Step 4: Share and scale what works
One of the things we’ve been talking to ASSP and other professional groups about is creating a shared library of case studies. Imagine if you could go to ASSP’s site, filter by “wearable tech” or “utilities industry,” and see which companies have piloted what. Then you could reach out directly to your peers — “Hey, I saw you tried this; how did it go?” That’s how we build a real community of learning in EHS.
It doesn’t have to be overly formal or academic. Publish honest stories about what worked, what didn’t, and how teams navigated it. Because right now, so many people are doing this work in isolation, and we’re all solving the same problems in parallel.
This is why I’m so excited for ASSP’s standards-based user groups (SBUGs) which will offer a knowledge share to reflect the best practices and benchmarking of the world’s best safety professionals.
Step 5: Build governance early
If your company doesn’t yet have an AI governance policy, start that conversation now.
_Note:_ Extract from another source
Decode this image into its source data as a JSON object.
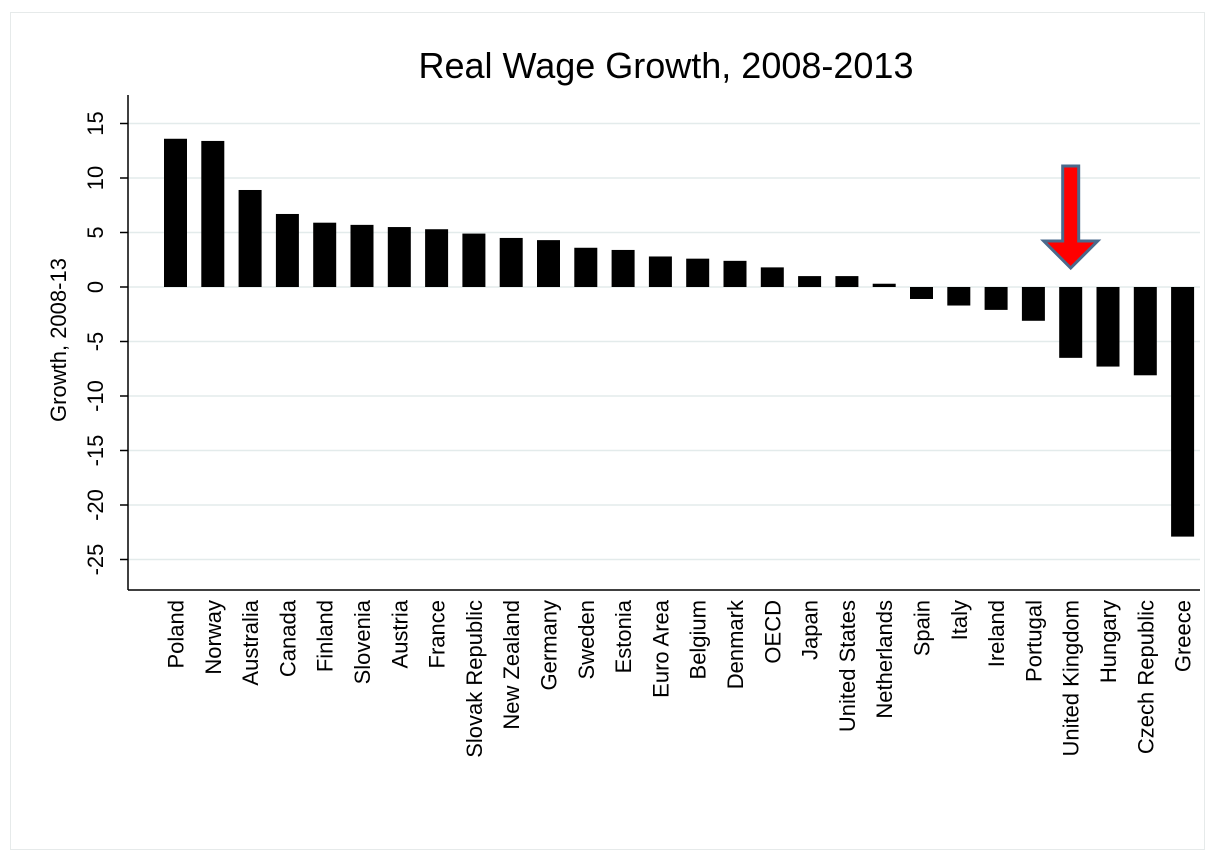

At this point, in 2025, I’d be surprised if leadership isn’t at least talking about AI. Whether your company uses Microsoft Copilot, Gemini or homegrown tools, everyone needs to understand what is allowed, what is not and how data will be used.
Governance doesn’t have to be complicated, but it does need to be documented. And it should be built right into your EHS management system and aligned with company strategies and objectives, so everyone’s aligned and trained.
Step 6: Be the power user
If no one on your team is talking about AI and safety, be the one who starts. Host a lunch-and-learn. Try out the tools your company already provides. Get comfortable with prompting and interpreting responses. Most of these tools can even explain why they gave an answer — click the little caret next to the response and expand it.
Once you start using it, the mystery fades. You realize it’s not magic; it’s advanced pattern recognition on top of existing data — the internet at scale. And that makes it a lot less intimidating.
At the end of the day, a successful AI pilot in EHS isn’t about the tech, it’s about alignment. You need the right data foundation, the right governance, and the right mindset to test, learn and scale. And maybe most importantly, you need to give yourself and your team permission to fail small. Because that’s how we’ll all learn, together.